Ingredients
2 LBS Chicken
1 large Onions
2 Tomatoes
6 oz Thick coconut milk
3 large Potatoes
2 tablespoons Lemon juice
2 Tbs cup Coconut (fresh)
2 Tbs Poppy seeds
1 teaspoon Mustard seeds
1 teaspoon Fenugreek seeds
10 Cloves
2 small sticks Cinnamon
½ cup Coconut (fresh)
1 Large Onions
6 Red chillies
5 teaspoons Coriander seeds
1 teaspoon Black peppercorns
6 Cardamoms (green)
5 Star anise
1/4 teaspoon Nutmeg powder
1/4 teaspoon Mace powder
1 teaspoon Carom seeds
Oil
Salt (As per taste)
Preparation
Method Clean, de-skin and chop the chicken. Cut the coconut into 1 inch pieces. Heat oil, add the chopped potatoes and the coconut. Saute over medium heat till light brown. Keep aside.
For the paste:(From poppy seeds to carom seeds)
Heat oil. Saute the cinnamon and the cloves for about half a minute. Keep aside and cool. Chop the onions and coconut into small pieces, sauté till golden brown then add the red chillies and the coriander seeds and fry a little till the chillies begin to crackle. Remove and cool.
Roast the poppy seeds, ajwain(Carom Seeds), mustard seeds and the fenugreek on a tawa. Cool.
Blend the roasted spices and the sautéed spices in a blender with about 1 cup of water to make a fine paste.

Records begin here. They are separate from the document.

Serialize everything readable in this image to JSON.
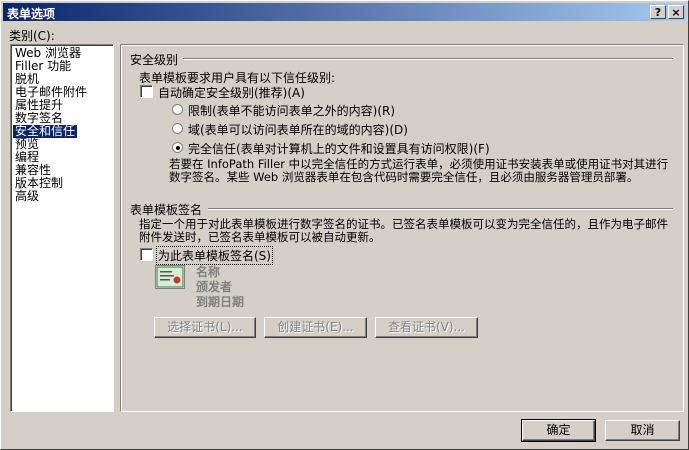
{
  "window": {
    "title": "表单选项",
    "help_btn": "?",
    "close_btn": "×"
  },
  "category_label": "类别(C):",
  "categories": [
    "Web 浏览器",
    "Filler 功能",
    "脱机",
    "电子邮件附件",
    "属性提升",
    "数字签名",
    "安全和信任",
    "预览",
    "编程",
    "兼容性",
    "版本控制",
    "高级"
  ],
  "selected_category": "安全和信任",
  "security": {
    "heading": "安全级别",
    "intro": "表单模板要求用户具有以下信任级别:",
    "auto_label": "自动确定安全级别(推荐)(A)",
    "auto_checked": false,
    "options": [
      {
        "label": "限制(表单不能访问表单之外的内容)(R)",
        "selected": false
      },
      {
        "label": "域(表单可以访问表单所在的域的内容)(D)",
        "selected": false
      },
      {
        "label": "完全信任(表单对计算机上的文件和设置具有访问权限)(F)",
        "selected": true
      }
    ],
    "note": "若要在 InfoPath Filler 中以完全信任的方式运行表单，必须使用证书安装表单或使用证书对其进行数字签名。某些 Web 浏览器表单在包含代码时需要完全信任，且必须由服务器管理员部署。"
  },
  "signature": {
    "heading": "表单模板签名",
    "description": "指定一个用于对此表单模板进行数字签名的证书。已签名表单模板可以变为完全信任的，且作为电子邮件附件发送时，已签名表单模板可以被自动更新。",
    "sign_label": "为此表单模板签名(S)",
    "sign_checked": false,
    "cert_name": "名称",
    "cert_issuer": "颁发者",
    "cert_expiry": "到期日期",
    "buttons": {
      "select": "选择证书(L)...",
      "create": "创建证书(E)...",
      "view": "查看证书(V)..."
    }
  },
  "footer": {
    "ok": "确定",
    "cancel": "取消"
  }
}
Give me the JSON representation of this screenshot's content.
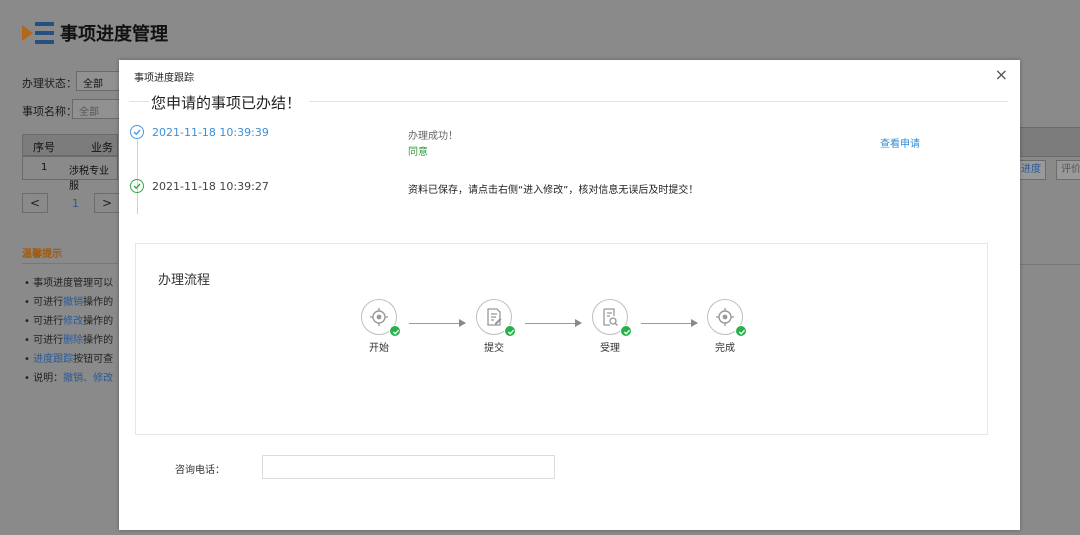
{
  "background": {
    "page_title": "事项进度管理",
    "status_label": "办理状态：",
    "status_value": "全部",
    "name_label": "事项名称：",
    "name_placeholder": "全部",
    "table_headers": [
      "序号",
      "业务"
    ],
    "table_row": {
      "index": "1",
      "name": "涉税专业服"
    },
    "pager": {
      "prev": "<",
      "page": "1",
      "next": ">"
    },
    "right_buttons": [
      "进度",
      "评价"
    ],
    "hint_title": "温馨提示",
    "hints": [
      {
        "prefix": "事项进度管理可以",
        "link": "",
        "suffix": ""
      },
      {
        "prefix": "可进行",
        "link": "撤销",
        "suffix": "操作的"
      },
      {
        "prefix": "可进行",
        "link": "修改",
        "suffix": "操作的"
      },
      {
        "prefix": "可进行",
        "link": "删除",
        "suffix": "操作的"
      },
      {
        "prefix": "",
        "link": "进度跟踪",
        "suffix": "按钮可查"
      },
      {
        "prefix": "说明：",
        "link": "撤销、修改",
        "suffix": ""
      }
    ]
  },
  "modal": {
    "title": "事项进度跟踪",
    "close": "×",
    "heading": "您申请的事项已办结！",
    "timeline": [
      {
        "time": "2021-11-18 10:39:39",
        "message": "办理成功！",
        "sub": "同意",
        "link": "查看申请"
      },
      {
        "time": "2021-11-18 10:39:27",
        "message": "资料已保存，请点击右侧“进入修改”，核对信息无误后及时提交！"
      }
    ],
    "flow_title": "办理流程",
    "flow_steps": [
      {
        "label": "开始",
        "icon": "target-icon"
      },
      {
        "label": "提交",
        "icon": "document-edit-icon"
      },
      {
        "label": "受理",
        "icon": "document-search-icon"
      },
      {
        "label": "完成",
        "icon": "target-icon"
      }
    ],
    "phone_label": "咨询电话：",
    "phone_value": ""
  }
}
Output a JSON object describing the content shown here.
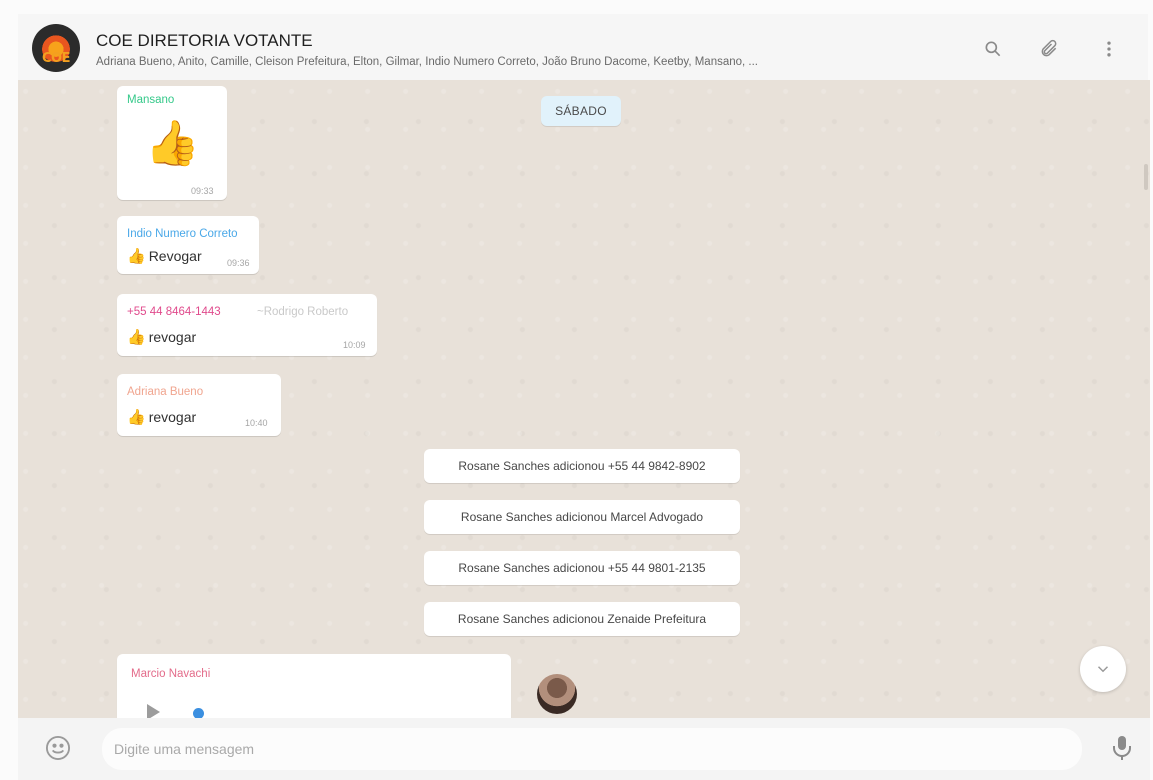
{
  "header": {
    "title": "COE DIRETORIA VOTANTE",
    "members": "Adriana Bueno, Anito, Camille, Cleison Prefeitura, Elton, Gilmar, Indio Numero Correto, João Bruno Dacome, Keetby, Mansano, ...",
    "avatar_text": "COE",
    "icons": [
      "search-icon",
      "paperclip-icon",
      "menu-icon"
    ]
  },
  "chat": {
    "day_label": "SÁBADO",
    "messages": [
      {
        "sender": "Mansano",
        "sender_color": "#35c98a",
        "content": "👍",
        "time": "09:33"
      },
      {
        "sender": "Indio Numero Correto",
        "sender_color": "#4aa8e8",
        "content": "Revogar",
        "time": "09:36"
      },
      {
        "sender": "+55 44 8464-1443",
        "sender_sub": "~Rodrigo Roberto",
        "sender_color": "#e04a8c",
        "content": "revogar",
        "time": "10:09"
      },
      {
        "sender": "Adriana Bueno",
        "sender_color": "#f0a58f",
        "content": "revogar",
        "time": "10:40"
      }
    ],
    "system_messages": [
      "Rosane Sanches adicionou +55 44 9842-8902",
      "Rosane Sanches adicionou Marcel Advogado",
      "Rosane Sanches adicionou +55 44 9801-2135",
      "Rosane Sanches adicionou Zenaide Prefeitura"
    ],
    "voice_message": {
      "sender": "Marcio Navachi",
      "sender_color": "#e36b8a"
    }
  },
  "footer": {
    "placeholder": "Digite uma mensagem"
  },
  "colors": {
    "chat_bg": "#e8e1d9",
    "day_pill_bg": "#e1f2fb",
    "bubble_bg": "#ffffff"
  }
}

Heat oil in a deep bottomed pan, add the sliced onions and sauté over medium heat till golden brown. Add the tomatoes and the paste. Fry for 2-3 minutes till tomatoes are tender. Add the chicken and 4 cups of water. Bring to a boil and then simmer till tender. Add the coconut milk and lemon juice, bring to a boil. Adjust seasoning. Garnish with fried potatoes and coconut. Serve with boiled rice.